3.  A pre-defined maximum number of iterations is reached.

**Important Considerations:**

*   **Learning Rate (α):** Crucial. Too small means slow convergence. Too large means overshooting or divergence. Often requires experimentation.

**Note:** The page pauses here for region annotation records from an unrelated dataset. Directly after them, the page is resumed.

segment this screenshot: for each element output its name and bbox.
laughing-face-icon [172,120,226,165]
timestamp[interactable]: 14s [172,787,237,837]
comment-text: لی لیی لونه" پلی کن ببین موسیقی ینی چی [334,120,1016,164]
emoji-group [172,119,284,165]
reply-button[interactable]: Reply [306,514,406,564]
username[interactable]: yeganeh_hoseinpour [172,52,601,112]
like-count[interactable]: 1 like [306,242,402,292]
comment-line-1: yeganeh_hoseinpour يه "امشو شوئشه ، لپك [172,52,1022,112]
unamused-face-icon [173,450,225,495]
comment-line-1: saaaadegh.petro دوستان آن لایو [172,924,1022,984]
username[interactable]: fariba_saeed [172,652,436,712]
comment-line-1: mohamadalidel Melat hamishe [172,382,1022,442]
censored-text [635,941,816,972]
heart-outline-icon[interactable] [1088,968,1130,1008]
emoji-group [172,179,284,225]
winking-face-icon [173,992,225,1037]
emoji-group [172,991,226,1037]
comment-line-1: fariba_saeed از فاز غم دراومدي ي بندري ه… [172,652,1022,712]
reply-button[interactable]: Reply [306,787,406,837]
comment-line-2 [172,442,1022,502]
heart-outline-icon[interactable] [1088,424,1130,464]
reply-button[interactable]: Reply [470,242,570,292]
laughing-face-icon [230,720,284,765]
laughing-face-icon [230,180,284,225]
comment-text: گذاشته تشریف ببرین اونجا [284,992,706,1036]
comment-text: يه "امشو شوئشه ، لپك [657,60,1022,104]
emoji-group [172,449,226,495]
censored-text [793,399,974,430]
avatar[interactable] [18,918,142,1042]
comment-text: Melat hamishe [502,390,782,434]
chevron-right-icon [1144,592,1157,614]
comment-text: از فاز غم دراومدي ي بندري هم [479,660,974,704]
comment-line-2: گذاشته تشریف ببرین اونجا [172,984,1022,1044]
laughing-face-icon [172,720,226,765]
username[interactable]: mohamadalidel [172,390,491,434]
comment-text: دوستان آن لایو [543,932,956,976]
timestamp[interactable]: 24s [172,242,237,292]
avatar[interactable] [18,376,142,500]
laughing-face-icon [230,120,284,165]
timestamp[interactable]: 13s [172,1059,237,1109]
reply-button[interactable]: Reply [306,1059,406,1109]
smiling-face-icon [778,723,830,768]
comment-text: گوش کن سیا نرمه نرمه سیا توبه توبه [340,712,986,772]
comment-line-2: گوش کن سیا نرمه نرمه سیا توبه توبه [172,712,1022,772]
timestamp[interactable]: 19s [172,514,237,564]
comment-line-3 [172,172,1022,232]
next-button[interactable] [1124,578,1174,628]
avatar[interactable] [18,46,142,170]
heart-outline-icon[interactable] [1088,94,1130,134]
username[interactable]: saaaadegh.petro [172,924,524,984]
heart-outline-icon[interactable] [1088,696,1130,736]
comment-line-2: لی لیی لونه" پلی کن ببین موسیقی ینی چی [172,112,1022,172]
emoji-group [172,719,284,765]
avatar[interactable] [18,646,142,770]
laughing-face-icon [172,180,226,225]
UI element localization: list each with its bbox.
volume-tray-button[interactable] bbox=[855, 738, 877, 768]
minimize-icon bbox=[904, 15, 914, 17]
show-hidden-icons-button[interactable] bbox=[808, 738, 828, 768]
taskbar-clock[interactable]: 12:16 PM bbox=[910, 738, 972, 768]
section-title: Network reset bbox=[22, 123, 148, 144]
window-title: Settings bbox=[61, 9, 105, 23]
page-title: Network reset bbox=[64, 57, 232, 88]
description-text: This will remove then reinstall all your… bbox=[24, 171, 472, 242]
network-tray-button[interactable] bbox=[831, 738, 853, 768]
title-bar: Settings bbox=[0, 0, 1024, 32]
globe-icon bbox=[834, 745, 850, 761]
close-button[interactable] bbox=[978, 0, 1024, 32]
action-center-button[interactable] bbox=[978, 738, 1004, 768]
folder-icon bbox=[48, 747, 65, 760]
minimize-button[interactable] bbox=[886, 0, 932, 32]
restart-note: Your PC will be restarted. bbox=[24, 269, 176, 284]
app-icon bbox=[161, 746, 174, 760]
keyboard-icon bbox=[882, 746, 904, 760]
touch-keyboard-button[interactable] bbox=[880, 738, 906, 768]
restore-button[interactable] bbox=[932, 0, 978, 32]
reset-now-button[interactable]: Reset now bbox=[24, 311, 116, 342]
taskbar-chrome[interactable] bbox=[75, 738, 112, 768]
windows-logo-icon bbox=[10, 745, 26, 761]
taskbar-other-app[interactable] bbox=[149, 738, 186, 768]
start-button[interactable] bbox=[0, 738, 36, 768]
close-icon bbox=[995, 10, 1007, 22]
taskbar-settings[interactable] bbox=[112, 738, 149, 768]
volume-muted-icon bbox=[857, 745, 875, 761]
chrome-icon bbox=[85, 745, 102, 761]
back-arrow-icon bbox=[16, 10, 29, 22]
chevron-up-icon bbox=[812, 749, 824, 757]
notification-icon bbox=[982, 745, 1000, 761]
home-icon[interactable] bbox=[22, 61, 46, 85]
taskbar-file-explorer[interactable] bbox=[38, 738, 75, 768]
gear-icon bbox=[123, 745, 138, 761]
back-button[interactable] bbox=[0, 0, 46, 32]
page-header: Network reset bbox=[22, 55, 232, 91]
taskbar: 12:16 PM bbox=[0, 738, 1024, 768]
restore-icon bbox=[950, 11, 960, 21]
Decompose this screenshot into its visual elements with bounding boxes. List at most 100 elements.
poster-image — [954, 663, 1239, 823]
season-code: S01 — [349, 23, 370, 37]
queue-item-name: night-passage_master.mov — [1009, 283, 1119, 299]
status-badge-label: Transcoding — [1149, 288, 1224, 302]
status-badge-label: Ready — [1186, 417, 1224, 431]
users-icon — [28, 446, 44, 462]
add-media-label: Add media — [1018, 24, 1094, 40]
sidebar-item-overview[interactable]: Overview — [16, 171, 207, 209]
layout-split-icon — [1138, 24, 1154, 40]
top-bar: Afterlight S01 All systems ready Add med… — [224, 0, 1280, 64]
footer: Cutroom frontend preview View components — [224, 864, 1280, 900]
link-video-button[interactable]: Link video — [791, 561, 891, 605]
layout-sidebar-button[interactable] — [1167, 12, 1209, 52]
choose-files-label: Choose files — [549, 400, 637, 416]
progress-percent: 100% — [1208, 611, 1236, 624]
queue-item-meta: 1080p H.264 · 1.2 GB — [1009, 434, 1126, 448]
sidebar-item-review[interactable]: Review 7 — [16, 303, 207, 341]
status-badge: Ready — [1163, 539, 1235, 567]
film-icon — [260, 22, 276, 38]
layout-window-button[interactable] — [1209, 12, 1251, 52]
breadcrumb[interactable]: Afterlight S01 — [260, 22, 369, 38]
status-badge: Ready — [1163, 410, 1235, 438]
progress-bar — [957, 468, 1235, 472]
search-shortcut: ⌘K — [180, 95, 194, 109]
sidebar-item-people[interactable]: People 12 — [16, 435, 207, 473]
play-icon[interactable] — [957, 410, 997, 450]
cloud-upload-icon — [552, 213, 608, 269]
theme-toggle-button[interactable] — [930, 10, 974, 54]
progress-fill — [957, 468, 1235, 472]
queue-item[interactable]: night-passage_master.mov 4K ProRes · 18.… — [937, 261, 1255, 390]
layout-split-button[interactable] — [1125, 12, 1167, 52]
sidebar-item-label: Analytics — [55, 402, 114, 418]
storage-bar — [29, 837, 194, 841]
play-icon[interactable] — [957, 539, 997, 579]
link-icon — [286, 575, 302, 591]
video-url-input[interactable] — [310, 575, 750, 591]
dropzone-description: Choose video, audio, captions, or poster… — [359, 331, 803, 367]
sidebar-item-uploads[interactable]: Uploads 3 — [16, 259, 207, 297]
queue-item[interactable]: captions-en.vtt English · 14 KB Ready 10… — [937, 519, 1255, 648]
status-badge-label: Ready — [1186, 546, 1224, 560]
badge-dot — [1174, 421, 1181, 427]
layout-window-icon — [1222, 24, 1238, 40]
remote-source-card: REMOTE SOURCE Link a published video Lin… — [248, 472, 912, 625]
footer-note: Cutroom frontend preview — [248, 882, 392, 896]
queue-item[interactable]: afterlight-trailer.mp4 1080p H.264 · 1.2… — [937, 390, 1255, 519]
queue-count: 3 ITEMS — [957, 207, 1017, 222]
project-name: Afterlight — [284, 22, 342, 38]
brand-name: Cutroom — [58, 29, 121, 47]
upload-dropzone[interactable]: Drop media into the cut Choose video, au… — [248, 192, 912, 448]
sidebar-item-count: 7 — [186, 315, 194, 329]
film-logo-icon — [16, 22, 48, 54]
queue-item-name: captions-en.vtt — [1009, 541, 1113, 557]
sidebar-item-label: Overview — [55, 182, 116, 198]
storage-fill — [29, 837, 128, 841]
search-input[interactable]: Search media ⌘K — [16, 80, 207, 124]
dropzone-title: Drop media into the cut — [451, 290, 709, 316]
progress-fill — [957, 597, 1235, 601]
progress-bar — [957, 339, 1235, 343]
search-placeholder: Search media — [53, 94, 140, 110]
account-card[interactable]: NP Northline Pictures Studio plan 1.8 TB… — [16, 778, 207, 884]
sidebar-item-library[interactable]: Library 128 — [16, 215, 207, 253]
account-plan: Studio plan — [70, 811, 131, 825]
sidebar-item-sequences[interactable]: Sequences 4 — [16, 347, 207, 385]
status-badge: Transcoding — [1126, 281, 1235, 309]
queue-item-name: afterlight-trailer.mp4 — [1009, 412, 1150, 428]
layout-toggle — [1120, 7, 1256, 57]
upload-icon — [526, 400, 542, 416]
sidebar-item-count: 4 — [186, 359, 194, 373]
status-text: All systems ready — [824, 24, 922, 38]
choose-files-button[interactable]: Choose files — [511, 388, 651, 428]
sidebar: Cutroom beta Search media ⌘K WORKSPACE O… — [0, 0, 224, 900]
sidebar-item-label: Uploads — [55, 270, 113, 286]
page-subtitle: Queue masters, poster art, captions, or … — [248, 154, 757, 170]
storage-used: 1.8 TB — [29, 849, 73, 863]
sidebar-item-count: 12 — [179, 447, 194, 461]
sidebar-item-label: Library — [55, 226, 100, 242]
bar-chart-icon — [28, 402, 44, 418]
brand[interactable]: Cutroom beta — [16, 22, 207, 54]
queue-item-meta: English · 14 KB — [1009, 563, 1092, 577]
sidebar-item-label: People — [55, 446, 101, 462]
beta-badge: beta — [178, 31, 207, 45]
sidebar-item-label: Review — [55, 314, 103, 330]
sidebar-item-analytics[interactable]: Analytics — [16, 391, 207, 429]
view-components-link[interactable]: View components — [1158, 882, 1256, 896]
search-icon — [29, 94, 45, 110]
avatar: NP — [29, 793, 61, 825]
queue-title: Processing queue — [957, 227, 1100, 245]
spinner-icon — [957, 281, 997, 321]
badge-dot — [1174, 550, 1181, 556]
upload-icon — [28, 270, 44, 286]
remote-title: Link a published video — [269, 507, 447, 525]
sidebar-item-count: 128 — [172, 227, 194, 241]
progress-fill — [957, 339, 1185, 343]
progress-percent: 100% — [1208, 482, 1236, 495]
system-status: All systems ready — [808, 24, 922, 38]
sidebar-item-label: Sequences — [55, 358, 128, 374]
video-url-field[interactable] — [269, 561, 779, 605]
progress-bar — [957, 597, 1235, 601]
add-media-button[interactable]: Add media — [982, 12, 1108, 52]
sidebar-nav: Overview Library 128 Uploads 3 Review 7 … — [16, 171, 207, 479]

*   **Feature Scaling:** If your input features (`xᵢ`) are on very different scales (e.g., one feature ranges from 0-1, another from 0-1000), gradient descent can be slow or oscillate. It's good practice to scale features (e.g., normalization or standardization) so they have similar ranges. This helps the "valley" of the cost function be more circular, making it easier for gradient descent to find the bottom.
*   **Local vs. Global Minima:** For a convex cost function (like MSE for linear regression), there's only one global minimum, so gradient descent is guaranteed to find it (eventually). For non-convex functions (common in neural networks), gradient descent might get stuck in a local minimum, which isn't the absolute best solution.
*   **Batch vs. Stochastic vs. Mini-Batch Gradient Descent:**
    *   **Batch Gradient Descent (what we did above):** Uses *all* training examples (`m`) to calculate the gradient in each step. Can be slow for very large datasets.
    *   **Stochastic Gradient Descent (SGD):** Uses *one* training example at a time to calculate the gradient and update parameters. Much faster per iteration but the path to the minimum is noisier (it zig-zags more).
    *   **Mini-Batch Gradient Descent:** A compromise. Uses a small batch (e.g., 32, 64, 128) of training examples in each step. Offers a good balance between the stability of Batch GD and the speed of SGD.